Otherwise, I am mostly just wondering if anyone has seen this
before—has anyone used more upstream servers than this without a
problem? If so, is there anything special you did in your config? My
config is mostly based on Ezra’s Rails config… I have 4 worker
processes, 1024 worker connections… not much else special. I am
using 0.5.26, but I don’t see anything too serious in the changelog.

Thanks,

JD

jonathan · November 3, 2007, 6:36pm

On 11/3/07, Jonathan D. [email protected] wrote:

I was trying to proxy to a large number of upstream servers (mongrels)
today and while it was working great proxying to 80 mongrels, 160
mongrels seemed to be a different matter.

Nginx does not reuse connections – for every request, it connects to
the upstream Mongrel, sends the request, reads the response and then
disconnects. This probably does not scale very well to lots of
upstreams; a lot of time and system resources will be spent just on
TCP and socket bookeeping.

What was the load like when you experienced the problem?

Alexander.

jonathan · November 3, 2007, 10:24pm

Nginx does not reuse connections – for every request, it connects to
the upstream Mongrel, sends the request, reads the response and then
disconnects.

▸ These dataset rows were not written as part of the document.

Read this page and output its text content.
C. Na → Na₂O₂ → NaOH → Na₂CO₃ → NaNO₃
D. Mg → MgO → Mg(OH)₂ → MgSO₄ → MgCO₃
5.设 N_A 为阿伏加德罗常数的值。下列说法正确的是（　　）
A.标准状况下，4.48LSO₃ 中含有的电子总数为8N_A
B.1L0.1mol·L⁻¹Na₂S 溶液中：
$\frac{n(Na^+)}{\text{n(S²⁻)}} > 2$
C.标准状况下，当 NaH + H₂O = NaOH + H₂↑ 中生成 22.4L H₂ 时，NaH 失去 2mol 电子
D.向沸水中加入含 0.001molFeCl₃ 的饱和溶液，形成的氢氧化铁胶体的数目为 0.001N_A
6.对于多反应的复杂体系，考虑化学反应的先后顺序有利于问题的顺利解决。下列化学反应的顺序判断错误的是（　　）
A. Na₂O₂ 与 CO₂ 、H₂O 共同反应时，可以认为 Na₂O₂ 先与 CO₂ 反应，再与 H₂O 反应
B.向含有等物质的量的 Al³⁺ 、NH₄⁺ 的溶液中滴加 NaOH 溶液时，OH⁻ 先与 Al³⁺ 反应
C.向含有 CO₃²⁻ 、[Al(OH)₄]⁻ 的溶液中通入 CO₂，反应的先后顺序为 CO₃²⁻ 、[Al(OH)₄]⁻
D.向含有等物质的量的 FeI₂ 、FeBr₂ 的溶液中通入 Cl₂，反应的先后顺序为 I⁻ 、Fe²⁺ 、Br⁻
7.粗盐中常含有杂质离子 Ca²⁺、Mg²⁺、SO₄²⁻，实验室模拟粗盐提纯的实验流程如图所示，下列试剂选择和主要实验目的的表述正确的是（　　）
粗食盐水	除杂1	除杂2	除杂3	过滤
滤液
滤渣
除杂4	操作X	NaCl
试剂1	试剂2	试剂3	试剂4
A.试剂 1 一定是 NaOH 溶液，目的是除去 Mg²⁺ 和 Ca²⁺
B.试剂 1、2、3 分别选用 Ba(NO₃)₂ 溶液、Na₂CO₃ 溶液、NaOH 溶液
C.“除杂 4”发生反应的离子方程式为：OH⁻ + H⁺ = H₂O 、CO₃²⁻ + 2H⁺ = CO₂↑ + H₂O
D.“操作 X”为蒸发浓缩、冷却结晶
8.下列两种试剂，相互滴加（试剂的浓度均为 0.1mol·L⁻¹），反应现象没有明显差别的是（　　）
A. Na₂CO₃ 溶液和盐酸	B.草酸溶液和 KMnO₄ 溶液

This probably does not scale very well to lots of
upstreams; a lot of time and system resources will be spent just on
TCP and socket bookeeping.

What was the load like when you experienced the problem?

The system load was very nominal. The load on nginx (in terms of
connections) should have been about constant throughout the period, so
it should have been doing roughly the same amount of work but to a
larger list of upstream servers.

It could have been some other factor, and at this point I am inclined
to think it was. It doesn’t make a lot of sense that a larger upstream
list would cause a problem.

jonathan · November 8, 2007, 5:22am

Perhaps try adding a few more worker processes to start. Awaiting
Igor’s response on this one

~Wayne